Bir anda, hıçkırıklardan boğulan Youngjae önündeki bardağı kaptığı gibi fırlattı. Bardak Mark'dan çok uzakta duvara çarptı ve paramparça oldu. Mantığını yitirmiş olan Youngjae ayağa kalktı ve sandalyesine sayısız tekmeler geçirdi.

" ONLARI KURTARAMADIM! "

Tir tir titriyordu. Jaebum onu durdurmak istedi fakat öfkesini çıkarmasına izin vermeliydi. Ondan önce kimsenin bir hamle yapmaya kalkışacak kadar aptal olmadığını da biliyordu. Jaebum aksini emretmediği sürece çalışanlar hiçbir şey olmuyor gibi davranırlardı.

" ÖLMEM GEREKİRDİ! "

" ÖLMEDİM! "

Lucas kapının önünde, korkuyla dikiliyordu. Mark hâlâ sandalyesinde oturuyordu. Jaebum ise gerilmiş kızıl dudaklarını birbirine bastırıyordu ve ayaktaydı.

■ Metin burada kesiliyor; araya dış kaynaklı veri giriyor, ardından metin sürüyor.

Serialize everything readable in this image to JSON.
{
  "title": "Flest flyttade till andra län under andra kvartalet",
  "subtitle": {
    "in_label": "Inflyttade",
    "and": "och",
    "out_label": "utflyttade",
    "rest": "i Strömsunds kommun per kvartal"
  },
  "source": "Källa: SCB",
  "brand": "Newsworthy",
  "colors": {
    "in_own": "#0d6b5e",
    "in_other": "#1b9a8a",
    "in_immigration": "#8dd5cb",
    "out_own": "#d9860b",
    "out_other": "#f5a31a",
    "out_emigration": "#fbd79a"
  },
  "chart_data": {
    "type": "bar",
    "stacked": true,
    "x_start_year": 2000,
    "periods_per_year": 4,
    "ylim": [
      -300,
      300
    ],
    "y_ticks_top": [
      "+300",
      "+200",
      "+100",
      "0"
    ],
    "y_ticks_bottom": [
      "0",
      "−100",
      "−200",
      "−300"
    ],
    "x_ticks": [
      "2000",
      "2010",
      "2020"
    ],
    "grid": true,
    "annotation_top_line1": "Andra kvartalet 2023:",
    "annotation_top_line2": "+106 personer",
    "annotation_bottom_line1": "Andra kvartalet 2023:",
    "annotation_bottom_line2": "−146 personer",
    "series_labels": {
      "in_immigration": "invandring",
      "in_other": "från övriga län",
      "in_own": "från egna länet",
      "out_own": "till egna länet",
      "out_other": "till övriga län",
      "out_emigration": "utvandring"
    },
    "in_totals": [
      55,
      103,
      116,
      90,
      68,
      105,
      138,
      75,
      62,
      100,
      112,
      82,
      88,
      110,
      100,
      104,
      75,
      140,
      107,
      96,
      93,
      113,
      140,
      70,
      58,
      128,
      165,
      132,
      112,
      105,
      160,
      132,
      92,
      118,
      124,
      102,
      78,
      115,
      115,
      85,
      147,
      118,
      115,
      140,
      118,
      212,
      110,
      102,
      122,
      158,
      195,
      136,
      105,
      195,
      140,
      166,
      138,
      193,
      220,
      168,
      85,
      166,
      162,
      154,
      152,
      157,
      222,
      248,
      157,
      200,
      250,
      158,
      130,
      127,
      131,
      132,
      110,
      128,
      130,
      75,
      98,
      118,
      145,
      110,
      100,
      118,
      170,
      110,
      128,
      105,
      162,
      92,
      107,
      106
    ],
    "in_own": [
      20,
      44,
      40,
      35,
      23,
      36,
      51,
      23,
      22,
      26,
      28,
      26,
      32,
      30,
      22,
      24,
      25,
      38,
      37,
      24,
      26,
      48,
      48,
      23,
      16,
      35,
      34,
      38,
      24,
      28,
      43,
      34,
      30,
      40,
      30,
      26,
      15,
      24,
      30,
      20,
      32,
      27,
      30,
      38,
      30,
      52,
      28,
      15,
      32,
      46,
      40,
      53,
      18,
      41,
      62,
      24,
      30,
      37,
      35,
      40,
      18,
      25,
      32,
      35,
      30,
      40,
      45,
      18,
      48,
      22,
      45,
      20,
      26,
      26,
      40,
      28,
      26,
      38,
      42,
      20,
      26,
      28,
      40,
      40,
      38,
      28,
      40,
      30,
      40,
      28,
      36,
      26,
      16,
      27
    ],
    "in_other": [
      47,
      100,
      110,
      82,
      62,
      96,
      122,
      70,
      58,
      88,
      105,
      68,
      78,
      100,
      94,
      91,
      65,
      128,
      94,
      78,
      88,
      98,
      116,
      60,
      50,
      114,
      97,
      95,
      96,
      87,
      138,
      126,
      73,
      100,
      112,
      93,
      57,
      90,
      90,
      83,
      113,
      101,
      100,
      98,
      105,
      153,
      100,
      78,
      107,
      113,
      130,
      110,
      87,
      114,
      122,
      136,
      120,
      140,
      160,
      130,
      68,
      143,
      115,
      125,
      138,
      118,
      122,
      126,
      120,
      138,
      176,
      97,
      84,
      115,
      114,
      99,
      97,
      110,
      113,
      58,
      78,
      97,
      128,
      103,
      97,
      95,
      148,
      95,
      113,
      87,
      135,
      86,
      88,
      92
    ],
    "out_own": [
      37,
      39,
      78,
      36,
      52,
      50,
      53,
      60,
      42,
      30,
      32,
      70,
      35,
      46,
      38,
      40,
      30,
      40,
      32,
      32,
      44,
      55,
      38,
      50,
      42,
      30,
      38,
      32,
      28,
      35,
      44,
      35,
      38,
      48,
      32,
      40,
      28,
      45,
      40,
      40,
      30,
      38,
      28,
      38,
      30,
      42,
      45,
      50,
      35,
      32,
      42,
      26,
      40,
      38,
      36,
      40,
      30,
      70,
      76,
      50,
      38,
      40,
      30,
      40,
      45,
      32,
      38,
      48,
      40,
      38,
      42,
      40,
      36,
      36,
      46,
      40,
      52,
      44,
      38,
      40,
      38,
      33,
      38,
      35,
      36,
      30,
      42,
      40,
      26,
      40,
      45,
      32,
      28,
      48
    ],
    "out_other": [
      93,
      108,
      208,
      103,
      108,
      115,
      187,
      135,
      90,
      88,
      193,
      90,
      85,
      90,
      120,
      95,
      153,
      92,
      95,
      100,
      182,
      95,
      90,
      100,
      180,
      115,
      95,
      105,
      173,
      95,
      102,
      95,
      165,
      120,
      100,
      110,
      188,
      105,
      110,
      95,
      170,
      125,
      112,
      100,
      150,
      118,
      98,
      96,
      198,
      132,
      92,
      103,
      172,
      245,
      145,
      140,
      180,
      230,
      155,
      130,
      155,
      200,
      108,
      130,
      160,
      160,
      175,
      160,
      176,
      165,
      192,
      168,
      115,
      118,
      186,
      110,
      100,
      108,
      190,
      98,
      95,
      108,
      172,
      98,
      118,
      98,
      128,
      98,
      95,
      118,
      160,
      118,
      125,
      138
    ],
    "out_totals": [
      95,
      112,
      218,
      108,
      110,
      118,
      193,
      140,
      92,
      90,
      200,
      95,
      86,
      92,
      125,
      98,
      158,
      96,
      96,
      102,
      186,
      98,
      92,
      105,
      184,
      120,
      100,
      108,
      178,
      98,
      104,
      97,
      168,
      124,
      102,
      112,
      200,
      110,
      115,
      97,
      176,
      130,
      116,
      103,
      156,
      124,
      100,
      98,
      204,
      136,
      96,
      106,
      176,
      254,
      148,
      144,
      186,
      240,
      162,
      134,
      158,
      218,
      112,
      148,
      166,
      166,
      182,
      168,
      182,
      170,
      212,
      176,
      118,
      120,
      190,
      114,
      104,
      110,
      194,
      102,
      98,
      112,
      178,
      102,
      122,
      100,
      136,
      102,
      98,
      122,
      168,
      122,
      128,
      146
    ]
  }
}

" Senin suçun değildi Youngjae. " dedi Mark sakince.

Youngjae onu duymamıştı, delice hareket ediyor, açık kahve saçları oradan oraya savruluyordu. Duvara ilerleyip hıçkırıklar eşliğinde, hızla bir yumruk geçirdiğinde Jaebum bu kadarının yeterli olduğuna karar verdi. Kendisine daha fazla zarar vermesine izin vermeyecekti. Hiçbir fiziksel acı şu an içinde olduğu ızdıraba tekabül edemezdi, biliyordu. Yine de onu böyle görmek içini acıtmıştı. Eğer bir ailesi olsaydı, ve canından bu denli koparılıp alınmış olsalardı, diye düşündü Jaebum, acıdan ölebilirdi. Öyle bir intikam almak isterdi ki azad etmediği bir damla kan dahi kalmazdı katillerin damarlarında.

Youngjae duvara ikinci bir yumruk geçirecekken, eli güçlü ve onunkinden daha büyük bir avuca hapsolmuştu. Sert, güçlü sıcak ve nasırlı bir avuca... Jaebum yakaladığı yumruğu tek eliyle sıkıca kavradı. Youngjae, o anda bütün gücünün iliklerinden çekilip alındığını hissetti ve dizlerinin üzerine yığıldı. Nefes alamıyordu.
Jaebum da yere çökerek Youngjae'in kemikli omuzlarını kavradı. Youngjae bu hareketle daha çok ağlamaya başlamıştı.